L'action Alphabet gagnait 5,21%, à 365,42 dollars, vers 14H25 GMT, après avoir atteint un peu plus tôt un record historique. Cela équivaut à un gain d'un peu plus de 200 milliards de capitalisation boursière.
Le groupe Meta est de son côté sanctionné en raison d'une hausse de ses dépenses d'investissement, déjà astronomiques.
L'entreprise, qui compte Facebook et Instagram, entend débourser entre 125 et 145 milliards de dollars cette année, essentiellement dans l'IA. Sa précédente fourchette, annoncée en janvier, allait de 115 à 135 milliards de dollars.
Cette annonce a éclipsé les bons résultats du groupe au premier trimestre et faisait chuter son action de 10,31%, à 600,11 dollars.
Le marché a aussi refusé d'applaudir les résultats d'Amazon (-1,74%) et Microsoft (-5,58%), pourtant une fois de plus nettement au-delà de ses attentes.
Il a, en revanche, mis sur orbite le spécialiste des composants électroniques Qualcomm (+14% à 177,83 dollars), dont une partie des produits équipe les centres de données essentiels au fonctionnement de l'IA.
Apple sera la prochaine grande capitalisation à passer au gril, avec des résultats publiés jeudi soir.
En parallèle, de nouvelles données économiques sont venues éclairer la situation économique aux Etats-Unis.
La première économie mondiale a repris de la vigueur au premier trimestre, en partie grâce aux investissements dans l'IA, affichant une croissance de 2% en rythme annualisé.
"Nous avons commencé l'année en pensant que la croissance serait plus proche de 3%, mais évidemment, avec les chocs d'offre qui ont suivi le début de la guerre en Iran, les estimations à ce sujet ont été revues à la baisse", a souligné Art Hogan.

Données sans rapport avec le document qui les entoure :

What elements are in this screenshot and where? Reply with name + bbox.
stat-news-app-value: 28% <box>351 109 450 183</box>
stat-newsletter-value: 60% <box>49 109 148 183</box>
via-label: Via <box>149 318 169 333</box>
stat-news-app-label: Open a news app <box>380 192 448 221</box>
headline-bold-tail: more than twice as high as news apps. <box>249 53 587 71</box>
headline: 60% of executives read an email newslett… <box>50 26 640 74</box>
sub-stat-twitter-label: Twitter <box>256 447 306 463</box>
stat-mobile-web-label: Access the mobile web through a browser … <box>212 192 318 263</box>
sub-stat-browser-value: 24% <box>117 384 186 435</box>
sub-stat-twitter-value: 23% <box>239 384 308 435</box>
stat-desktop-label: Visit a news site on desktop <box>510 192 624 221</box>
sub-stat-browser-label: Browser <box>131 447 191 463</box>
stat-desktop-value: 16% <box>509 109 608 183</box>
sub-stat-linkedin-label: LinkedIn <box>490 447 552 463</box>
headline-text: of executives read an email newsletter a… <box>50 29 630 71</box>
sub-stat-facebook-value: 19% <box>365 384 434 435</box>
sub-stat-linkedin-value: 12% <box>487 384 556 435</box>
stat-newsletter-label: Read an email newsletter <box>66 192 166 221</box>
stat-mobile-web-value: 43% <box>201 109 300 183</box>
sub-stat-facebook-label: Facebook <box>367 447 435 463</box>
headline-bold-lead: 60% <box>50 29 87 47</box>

Avec ce conflit, l'inflation s'est d'ailleurs accélérée en mars aux Etats-Unis, à 3,5% sur un an, selon l'indice PCE publié jeudi, contre 2,8% le mois précédent.
Ces indicateurs n'ont pas ajouté de tension supplémentaire au marché obligataire, qui profite au contraire d'un recul des cours du pétrole.
Vers 14H20 GMT, le rendement à dix ans des emprunts de l'Etat américain se détendait à 4,40%, contre 4,43% à la clôture la veille.
Ailleurs à la cote, le spécialiste des engins de chantier Caterpillar (+9,49% à 886,94 dollars) profitait d'avoir dépassé les attentes au premier trimestre, notamment avec un bond de 22% de son chiffre d'affaires.